Capítulo 38 - A Morte II
Na surpresa, Evelyn e Clementine olharam para Niko. A assassina, mesmo indefesa, sorriu sem mexer os olhos.
— Fez a pergunta certa, garoto… Eu não gosto de trabalhar pra gente que eu não conheço. Então fui atrás de saber quem era o cliente. E, olha… não era uma pessoa muito queee… “moral”. Passagem na polícia por identidade falsa, parentes presos por envolvimento com grupo terrorista… e a casa dele? Parecia mais um museu de símbolos e rituais bizarros. Ele era um-
Um estouro ecoou ao longe. Um buraco se abriu do lado da cabeça de Clementine. Sangue, osso, fragmentos de cérebro, tudo se espalhou no chão e na árvore em que estava presa. Os olhos dela continuaram abertos — imóveis — mirando diretamente Niko. Observando-o.
— CUIDADO! — gritou Evelyn.
Ela pulou sobre o garoto e ergueu uma parede de gelo à frente deles. O frio da Alma subiu pela palma e se cristalizou em um enorme escudo translúcido. Por alguns segundos, ela esperou outro tiro. Nada aconteceu.
— Você tá bem, Niko?! Niko?! — ela perguntou, virando-se para ele.
Ele estava parado. As íris contraídas. A boca entreaberta, como se tivesse esquecido como respirar. O garoto não respondeu.
— E-ela… morreu? — ele murmurou.
— …Sim.
— Ela tava… olhando pra mim…
Niko levou a mão ao peito. Aquilo que sentia, era medo. Um medo que nunca conhecera. Não era como os sustos que teve contra o lufador e a Clementine. Não era como a dor dos ferimentos que teve. Era outra coisa. Mais silenciosa. Mais gelada. Ele tinha visto a morte. E a morte olhou ele de volta.
— Vou checar os arredores. — disse Evelyn, se levantando com um bastão de gelo na mão.
— Cuidado… por favor.
Ela saiu devagar da proteção com um porrete de gelo nas mãos, com os olhos varrendo cada ponto da floresta, de pé na neve fofa. Cada árvore parecia esconder alguma coisa. Cada galho parecia prestes a se mover… mas não se moveu. Um minuto passou. Depois dois. E então ela relaxou o ombro.
— O atirador fugiu. — disse, jogando o bastão de lado.
Niko se levantou com esforço. A mobilidade havia voltado aos poucos durante o silêncio. Ele saiu de trás da barreira e foi até ela.
— Tem certeza?
— Absoluta. “Os olhos de um mercenário nunca mentem”. Um velho colega vivia me dizendo isso.
Enquanto Evelyn voltava à barreira de gelo, Niko observava a floresta, ainda procurando. Ainda esperando outro tiro. Um som. Um vulto. Qualquer coisa.
— Então… tem ideia de quem era o atirador? — perguntou ele, se virando para a garota.

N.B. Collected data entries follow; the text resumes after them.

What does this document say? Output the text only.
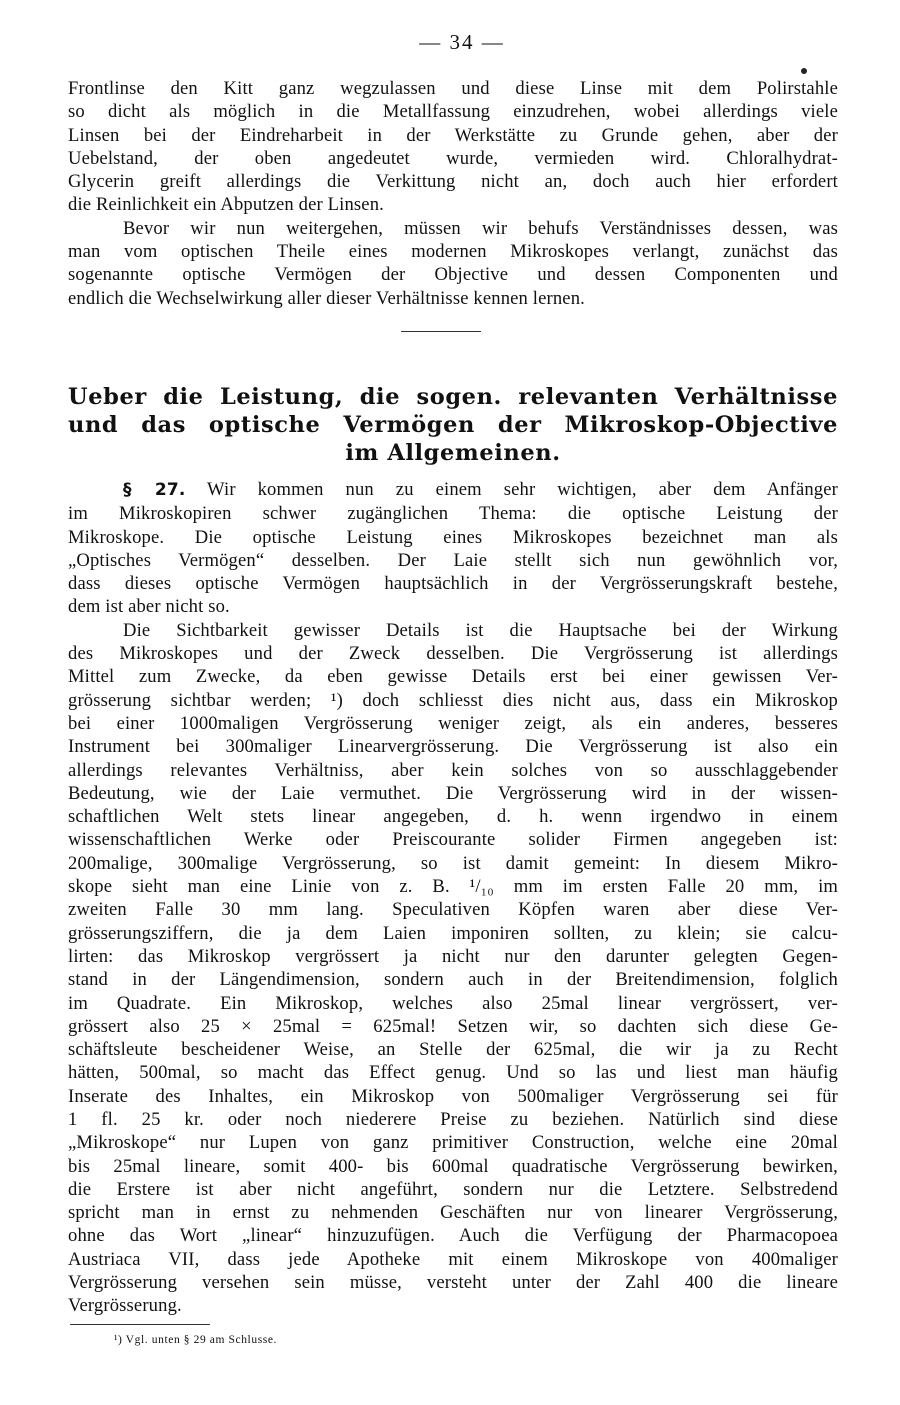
— 34 —

Frontlinse den Kitt ganz wegzulassen und diese Linse mit dem Polirstahle
so dicht als möglich in die Metallfassung einzudrehen, wobei allerdings viele
Linsen bei der Eindreharbeit in der Werkstätte zu Grunde gehen, aber der
Uebelstand, der oben angedeutet wurde, vermieden wird. Chloralhydrat-
Glycerin greift allerdings die Verkittung nicht an, doch auch hier erfordert
die Reinlichkeit ein Abputzen der Linsen.

Bevor wir nun weitergehen, müssen wir behufs Verständnisses dessen, was
man vom optischen Theile eines modernen Mikroskopes verlangt, zunächst das
sogenannte optische Vermögen der Objective und dessen Componenten und
endlich die Wechselwirkung aller dieser Verhältnisse kennen lernen.

Ueber die Leistung, die sogen. relevanten Verhältnisse
und das optische Vermögen der Mikroskop-Objective
im Allgemeinen.

§ 27. Wir kommen nun zu einem sehr wichtigen, aber dem Anfänger
im Mikroskopiren schwer zugänglichen Thema: die optische Leistung der
Mikroskope. Die optische Leistung eines Mikroskopes bezeichnet man als
„Optisches Vermögen“ desselben. Der Laie stellt sich nun gewöhnlich vor,
dass dieses optische Vermögen hauptsächlich in der Vergrösserungskraft bestehe,
dem ist aber nicht so.

Die Sichtbarkeit gewisser Details ist die Hauptsache bei der Wirkung
des Mikroskopes und der Zweck desselben. Die Vergrösserung ist allerdings
Mittel zum Zwecke, da eben gewisse Details erst bei einer gewissen Ver-
grösserung sichtbar werden; ¹) doch schliesst dies nicht aus, dass ein Mikroskop
bei einer 1000maligen Vergrösserung weniger zeigt, als ein anderes, besseres
Instrument bei 300maliger Linearvergrösserung. Die Vergrösserung ist also ein
allerdings relevantes Verhältniss, aber kein solches von so ausschlaggebender
Bedeutung, wie der Laie vermuthet. Die Vergrösserung wird in der wissen-
schaftlichen Welt stets linear angegeben, d. h. wenn irgendwo in einem
wissenschaftlichen Werke oder Preiscourante solider Firmen angegeben ist:
200malige, 300malige Vergrösserung, so ist damit gemeint: In diesem Mikro-
skope sieht man eine Linie von z. B. ¹/₁₀ mm im ersten Falle 20 mm, im
zweiten Falle 30 mm lang. Speculativen Köpfen waren aber diese Ver-
grösserungsziffern, die ja dem Laien imponiren sollten, zu klein; sie calcu-
lirten: das Mikroskop vergrössert ja nicht nur den darunter gelegten Gegen-
stand in der Längendimension, sondern auch in der Breitendimension, folglich
im Quadrate. Ein Mikroskop, welches also 25mal linear vergrössert, ver-
grössert also 25 × 25mal = 625mal! Setzen wir, so dachten sich diese Ge-
schäftsleute bescheidener Weise, an Stelle der 625mal, die wir ja zu Recht
hätten, 500mal, so macht das Effect genug. Und so las und liest man häufig
Inserate des Inhaltes, ein Mikroskop von 500maliger Vergrösserung sei für
1 fl. 25 kr. oder noch niederere Preise zu beziehen. Natürlich sind diese
„Mikroskope“ nur Lupen von ganz primitiver Construction, welche eine 20mal
bis 25mal lineare, somit 400- bis 600mal quadratische Vergrösserung bewirken,
die Erstere ist aber nicht angeführt, sondern nur die Letztere. Selbstredend
spricht man in ernst zu nehmenden Geschäften nur von linearer Vergrösserung,
ohne das Wort „linear“ hinzuzufügen. Auch die Verfügung der Pharmacopoea
Austriaca VII, dass jede Apotheke mit einem Mikroskope von 400maliger
Vergrösserung versehen sein müsse, versteht unter der Zahl 400 die lineare
Vergrösserung.

¹) Vgl. unten § 29 am Schlusse.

Evelyn estava ajoelhada ao lado do corpo de Clementine. Fechou os olhos mortos da mulher com a mão enluvada, deixando que ela, ao menos agora, descansasse em paz.
— Nenhuma. — respondeu ela. — Mas… o fato de ter um atirador aqui só prova uma coisa.
Ela se virou para Niko, séria.
— A gente não tava sozinho.
— Você acha que ele veio depois da Clementine?
— É o que eu espero… — ela desviou o olhar, olhando de volta para a floresta. — Mas afinal… Por que ele só atirou nela?
***
Era tarde da noite. O silêncio dominava completamente a estrada. A única trilha sonora era o ranger das rodas e o estalar leve dos cascos da égua. Evelyn dormia ao lado de Niko, de boca aberta, enquanto o garoto mantinha os olhos à frente, liderando a carroça. Uma das rodas havia sido reconstruída com gelo azul horas antes, ainda firme e refletindo a luz fraca da lua.
Mas Niko não tinha sono. Sua mente ainda rodava em círculos sobre tudo que aconteceu — a morte de Clementine e o atirador invisível, que ele ainda sentia que estava os observando. Os pensamentos infestavam sua mente.
Ele se sentia culpado. Mesmo sabendo que Clementine foi contratada para matá-lo, ele não queria que ela tivesse morrido. Sentia que sua pergunta havia causado aquilo. Mesmo depois de enterrá-la e improvisar uma lápide junto com Evelyn, a inquietação não passou. Aqueles olhos sem vida ainda o olhavam. O julgavam. “Você me matou”.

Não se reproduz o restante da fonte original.